Lone Pine's school mascot is the golden eagle. But until the mid-1980s, the mascot and athletics team's were generally referred to as the Eagles, and the mascot was portrayed as a bald eagle. But a dead Golden Eagle was found not to far from the school and its body was taxidermied and put on display in the school's trophy case and the athletic teams began being called the Golden Eagles after that. In the early 1980s, there was a student vote on changing the school colors from Purple and Gold to Silver and Blue and rename the school's mascot from the Eagles to the Cowboy/Cowgirls, which was rejected by the students. Lone Pine offers a variety of varsity sports, including football, volleyball, basketball (boys and girls), skiing and snowboarding, baseball, softball, golf, and track and field. The football team holds the longest losing streak in California high school football history. From 1975 to 1982, the Lone Pine Golden Eagles football team lost 55 straight games in the Desert-Inyo League, which they had been a member for many years. It is to date the longest losing streak in CA high school football history. After the long losing streak and failing to win a single league title, starting at least in 1957, when other much larger schools joined in the Desert-Inyo League(DIL), the school ditched 11-man football for eight-man football in 1982 after being an 11-man team for most of its program's history and only seeing pockets of success over those years. They started facing smaller schools like Maricopa, Big Pine, and Owens Valley High School, as they could no longer compete with larger schools in the Desert-Inyo League that consisted of: Tehachapi, Boron, Kern Valley, Trona, Bishop Union, Rosamond, Mojave, Desert Air Force Base, and Mammoth high school. Ironically enough, Mojave, Trona, and Mammoth High have all since become 8-man football teams as well, which has resulted in the return of the annual rivalry games between the 4 schools.

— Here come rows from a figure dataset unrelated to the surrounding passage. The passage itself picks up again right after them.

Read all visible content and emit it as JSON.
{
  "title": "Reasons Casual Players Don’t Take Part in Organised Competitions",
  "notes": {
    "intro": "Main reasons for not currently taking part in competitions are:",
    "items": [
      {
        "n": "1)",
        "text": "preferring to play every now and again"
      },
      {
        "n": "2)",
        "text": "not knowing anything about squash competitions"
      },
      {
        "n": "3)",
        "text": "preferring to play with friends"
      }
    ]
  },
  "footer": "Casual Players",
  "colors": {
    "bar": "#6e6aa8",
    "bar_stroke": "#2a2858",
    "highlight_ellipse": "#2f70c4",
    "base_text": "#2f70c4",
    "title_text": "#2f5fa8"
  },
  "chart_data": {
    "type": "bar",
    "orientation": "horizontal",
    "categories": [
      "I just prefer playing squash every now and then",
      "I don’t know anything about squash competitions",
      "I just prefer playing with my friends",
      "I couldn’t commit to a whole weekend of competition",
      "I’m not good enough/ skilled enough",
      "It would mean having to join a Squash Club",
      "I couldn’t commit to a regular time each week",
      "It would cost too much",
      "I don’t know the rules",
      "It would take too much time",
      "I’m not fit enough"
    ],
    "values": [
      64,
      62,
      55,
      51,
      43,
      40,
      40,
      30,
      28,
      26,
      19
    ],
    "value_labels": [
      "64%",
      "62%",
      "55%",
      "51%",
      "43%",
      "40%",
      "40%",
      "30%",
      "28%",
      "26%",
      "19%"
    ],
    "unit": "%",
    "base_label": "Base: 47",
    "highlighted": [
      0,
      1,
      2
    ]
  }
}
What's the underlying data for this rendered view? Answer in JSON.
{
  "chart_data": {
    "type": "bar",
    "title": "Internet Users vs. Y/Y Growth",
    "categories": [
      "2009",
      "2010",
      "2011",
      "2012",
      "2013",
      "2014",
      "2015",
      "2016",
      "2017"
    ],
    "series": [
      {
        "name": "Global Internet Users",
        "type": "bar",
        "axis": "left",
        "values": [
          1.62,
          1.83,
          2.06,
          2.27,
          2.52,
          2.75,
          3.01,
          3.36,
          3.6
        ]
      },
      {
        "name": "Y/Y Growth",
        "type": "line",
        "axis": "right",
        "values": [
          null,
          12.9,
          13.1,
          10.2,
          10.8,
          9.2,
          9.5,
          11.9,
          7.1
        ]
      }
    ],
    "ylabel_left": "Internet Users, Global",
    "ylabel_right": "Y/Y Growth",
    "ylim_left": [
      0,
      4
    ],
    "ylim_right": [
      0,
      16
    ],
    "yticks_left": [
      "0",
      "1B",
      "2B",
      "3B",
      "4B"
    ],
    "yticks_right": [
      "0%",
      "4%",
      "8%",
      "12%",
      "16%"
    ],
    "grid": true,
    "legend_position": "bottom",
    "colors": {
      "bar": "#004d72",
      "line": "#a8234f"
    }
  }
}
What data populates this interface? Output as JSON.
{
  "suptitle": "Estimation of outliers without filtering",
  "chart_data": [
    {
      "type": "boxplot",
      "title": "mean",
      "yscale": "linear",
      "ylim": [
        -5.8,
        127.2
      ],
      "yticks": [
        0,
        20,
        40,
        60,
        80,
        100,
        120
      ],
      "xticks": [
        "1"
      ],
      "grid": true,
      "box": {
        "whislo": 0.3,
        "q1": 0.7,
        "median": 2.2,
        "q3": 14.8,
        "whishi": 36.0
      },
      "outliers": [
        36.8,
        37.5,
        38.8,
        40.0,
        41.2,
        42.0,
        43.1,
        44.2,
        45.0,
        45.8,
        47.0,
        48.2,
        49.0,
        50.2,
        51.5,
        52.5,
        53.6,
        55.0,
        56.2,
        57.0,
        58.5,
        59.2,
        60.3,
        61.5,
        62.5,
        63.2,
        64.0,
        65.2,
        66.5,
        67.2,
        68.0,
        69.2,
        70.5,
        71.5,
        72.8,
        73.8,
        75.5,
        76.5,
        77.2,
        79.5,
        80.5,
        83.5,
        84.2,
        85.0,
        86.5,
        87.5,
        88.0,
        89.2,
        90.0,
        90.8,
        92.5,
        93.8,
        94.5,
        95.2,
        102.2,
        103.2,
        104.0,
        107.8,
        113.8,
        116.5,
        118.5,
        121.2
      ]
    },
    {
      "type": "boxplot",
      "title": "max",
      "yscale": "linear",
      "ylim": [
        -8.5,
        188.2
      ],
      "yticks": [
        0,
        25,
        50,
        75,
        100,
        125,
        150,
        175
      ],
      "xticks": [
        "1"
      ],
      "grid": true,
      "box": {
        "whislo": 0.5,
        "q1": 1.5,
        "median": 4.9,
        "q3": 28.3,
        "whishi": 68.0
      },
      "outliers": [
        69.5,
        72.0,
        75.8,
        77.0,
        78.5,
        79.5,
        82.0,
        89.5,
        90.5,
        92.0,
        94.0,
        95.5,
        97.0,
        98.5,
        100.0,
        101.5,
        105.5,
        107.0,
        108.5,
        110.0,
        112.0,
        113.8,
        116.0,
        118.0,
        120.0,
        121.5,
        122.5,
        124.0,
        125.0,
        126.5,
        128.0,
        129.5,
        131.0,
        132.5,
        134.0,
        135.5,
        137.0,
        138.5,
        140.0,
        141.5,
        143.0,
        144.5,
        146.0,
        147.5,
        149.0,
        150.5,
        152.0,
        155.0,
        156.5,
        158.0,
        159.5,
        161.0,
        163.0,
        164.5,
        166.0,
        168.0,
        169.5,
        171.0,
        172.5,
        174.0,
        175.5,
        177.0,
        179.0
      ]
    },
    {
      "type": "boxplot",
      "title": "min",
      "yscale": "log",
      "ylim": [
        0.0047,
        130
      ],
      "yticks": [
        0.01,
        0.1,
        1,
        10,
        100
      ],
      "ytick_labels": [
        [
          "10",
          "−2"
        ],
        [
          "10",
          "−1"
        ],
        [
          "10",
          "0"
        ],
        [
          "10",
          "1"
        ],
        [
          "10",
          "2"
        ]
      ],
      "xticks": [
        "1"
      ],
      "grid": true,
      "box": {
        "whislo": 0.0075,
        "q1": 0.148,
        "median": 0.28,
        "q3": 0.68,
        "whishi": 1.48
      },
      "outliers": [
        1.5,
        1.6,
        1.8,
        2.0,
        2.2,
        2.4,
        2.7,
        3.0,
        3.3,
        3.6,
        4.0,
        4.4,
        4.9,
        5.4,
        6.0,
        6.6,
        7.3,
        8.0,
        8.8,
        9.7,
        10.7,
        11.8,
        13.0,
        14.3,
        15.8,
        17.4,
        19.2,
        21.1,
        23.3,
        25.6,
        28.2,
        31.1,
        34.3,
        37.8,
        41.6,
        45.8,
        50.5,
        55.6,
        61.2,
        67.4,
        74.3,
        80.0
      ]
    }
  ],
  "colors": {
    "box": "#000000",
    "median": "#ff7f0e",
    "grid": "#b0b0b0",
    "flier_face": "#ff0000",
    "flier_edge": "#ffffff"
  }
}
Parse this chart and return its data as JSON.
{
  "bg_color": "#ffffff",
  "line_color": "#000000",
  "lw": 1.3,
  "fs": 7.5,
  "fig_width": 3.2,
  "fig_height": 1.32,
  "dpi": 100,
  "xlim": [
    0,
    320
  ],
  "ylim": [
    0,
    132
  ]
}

The football team has seen some moderate success as an 8-man team over the years, with their most successful seasons being in 1983, 1987, 1990, 1993,1994, 1998,2011 (their best season in many years with a record of 10–1) and 2019.

There have been some very good basketball teams as well over the school's history such as the 1994–95 team coached by Scott Kemp was the first boys team to win a league championship since 1950.It also began a string of six straight league championships.1995-2000. Kemp also coached the 2013–16 teams that current European Basketball player and UC Irvine collegiate athlete, Bradley Greene played for. The early 2000s basketball teams saw some great success as well, led by Lone Pine High alumnus Wayne Geiger, who was later killed in action in Iraq in 2007.

The baseball team has had some great players and teams as well over the years. The school produced David Richardson, who in 1987 was drafted by the Minnesota Twins. He played for 2 seasons in the minor leagues as a pitcher.

The girls volleyball team made the playoffs every year from 1994 to 2010 and won several league titles in that span.

The girls softball teams of the early 1980s are usually credited for changing the culture of the program, which has since seen some very good teams since those days as well.

The school also had a Rodeo team for many years as well. The team had most of its success in the late 1940s and early 1950s, led by several riders that were mostly of Hispanic descent, which led to some pretty negative reactions from a chunk of the town's population, but the school and the rodeo team members were unfazed by it.

However, the school has not had a Rodeo team in quite some time, which had led to the team and its accomplishments being largely forgotten with time.